What follows is the kind of set that feels designed to wear you out in the best way possible. There are three separate circle pits at one point. Confetti cannons go off multiple times. Beach balls fly. McKinnon calls for “as many people crowdsurfing as humanly possible” and gets his wish. It’s carnage – but it’s joyful carnage, the kind where no one really gets hurt and everyone goes home grinning.

There are quieter moments too, somehow. McKinnon talks about going home to Florida, seeing his parents, and thinking, ‘How the fuck did this happen?’ The honesty lands. It sets up ‘All Signs Point To Lauderdale’ perfectly, though they don’t play it just yet. He’s too clever for that. Keeps it in his back pocket for later.

There’s a surprise guest: Bobby Lynge, apparently fresh to the lineup and having learned the whole set on short notice. McKinnon asks him what song he wants to play and Bobby picks one Jeremy’s apparently said “fuck no” to for years. It’s ‘Since U Been Gone’ (allegedly), and it absolutely goes off. Even though it’s a cover, the band are clearly astutely aware that it’s one of their biggest hits – if and when it would be played has definitely crossed every person in this room’s mind at least once.

Later, McKinnon introduces a song that “people normally just stare at us for.” He tells us we hold its destiny in our hands, and for one glorious minute, you’d swear every single person in Brixton knows every word. It’s ‘Paranoia’. This is not just nostalgia, it’s participation. It’s buy-in. It’s the kind of communal noise that sticks with you.
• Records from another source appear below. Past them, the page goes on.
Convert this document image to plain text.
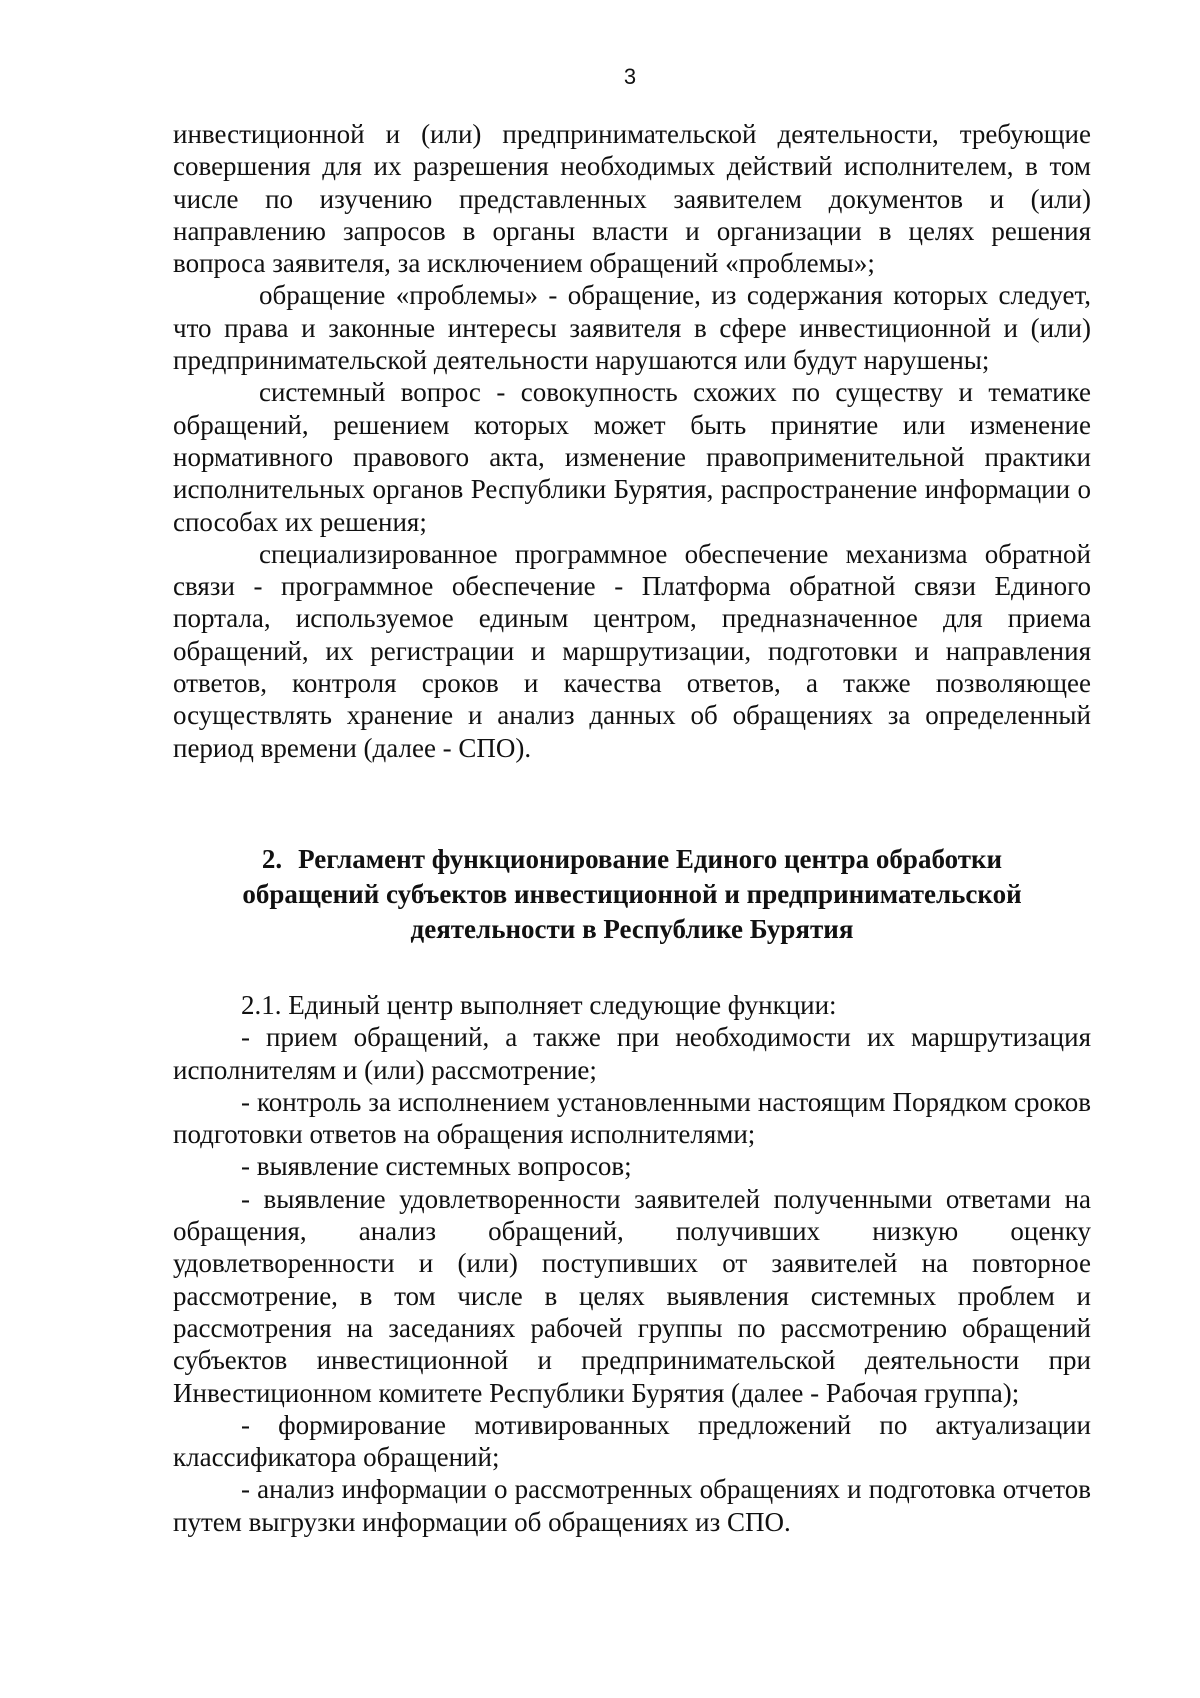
3

инвестиционной и (или) предпринимательской деятельности, требующие совершения для их разрешения необходимых действий исполнителем, в том числе по изучению представленных заявителем документов и (или) направлению запросов в органы власти и организации в целях решения вопроса заявителя, за исключением обращений «проблемы»;

обращение «проблемы» - обращение, из содержания которых следует, что права и законные интересы заявителя в сфере инвестиционной и (или) предпринимательской деятельности нарушаются или будут нарушены;

системный вопрос - совокупность схожих по существу и тематике обращений, решением которых может быть принятие или изменение нормативного правового акта, изменение правоприменительной практики исполнительных органов Республики Бурятия, распространение информации о способах их решения;

специализированное программное обеспечение механизма обратной связи - программное обеспечение - Платформа обратной связи Единого портала, используемое единым центром, предназначенное для приема обращений, их регистрации и маршрутизации, подготовки и направления ответов, контроля сроков и качества ответов, а также позволяющее осуществлять хранение и анализ данных об обращениях за определенный период времени (далее - СПО).

2. Регламент функционирование Единого центра обработки
обращений субъектов инвестиционной и предпринимательской
деятельности в Республике Бурятия

2.1. Единый центр выполняет следующие функции:

- прием обращений, а также при необходимости их маршрутизация исполнителям и (или) рассмотрение;

- контроль за исполнением установленными настоящим Порядком сроков подготовки ответов на обращения исполнителями;

- выявление системных вопросов;

- выявление удовлетворенности заявителей полученными ответами на обращения, анализ обращений, получивших низкую оценку удовлетворенности и (или) поступивших от заявителей на повторное рассмотрение, в том числе в целях выявления системных проблем и рассмотрения на заседаниях рабочей группы по рассмотрению обращений субъектов инвестиционной и предпринимательской деятельности при Инвестиционном комитете Республики Бурятия (далее - Рабочая группа);

- формирование мотивированных предложений по актуализации классификатора обращений;

- анализ информации о рассмотренных обращениях и подготовка отчетов путем выгрузки информации об обращениях из СПО.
There are a few newer cuts peppered in; the likes of ‘LeBron’, ‘All My Friends’, and ‘Miracle’ are weaved seamlessly into the set; for an album that only came out this year, fans are already very familiar with the tracklist. Though it’s not as well known (YET) than something like ‘Homesick’, ‘Big Ole Album Vol.1’ is soon to be a timeless classic.

The encore is all feeling. Following the acoustic ballad ‘If It Means A Lot To You’ that everyone came to belt out together, brought to a conclusion with the ‘All Signs Point To Lauderdale’ performance we’d all been craving.  No one’s faking it. No one’s phoning it in. This is a band that still cares about their craft and it’s abundantly clear. 

There’s a lot of talk about legacy bands becoming stale, going through the motions. But this? This is not that. A Day To Remember might’ve started well over a decade ago, but tonight proves they’re still writing new chapters and Brixton’s more than happy to be part of the story.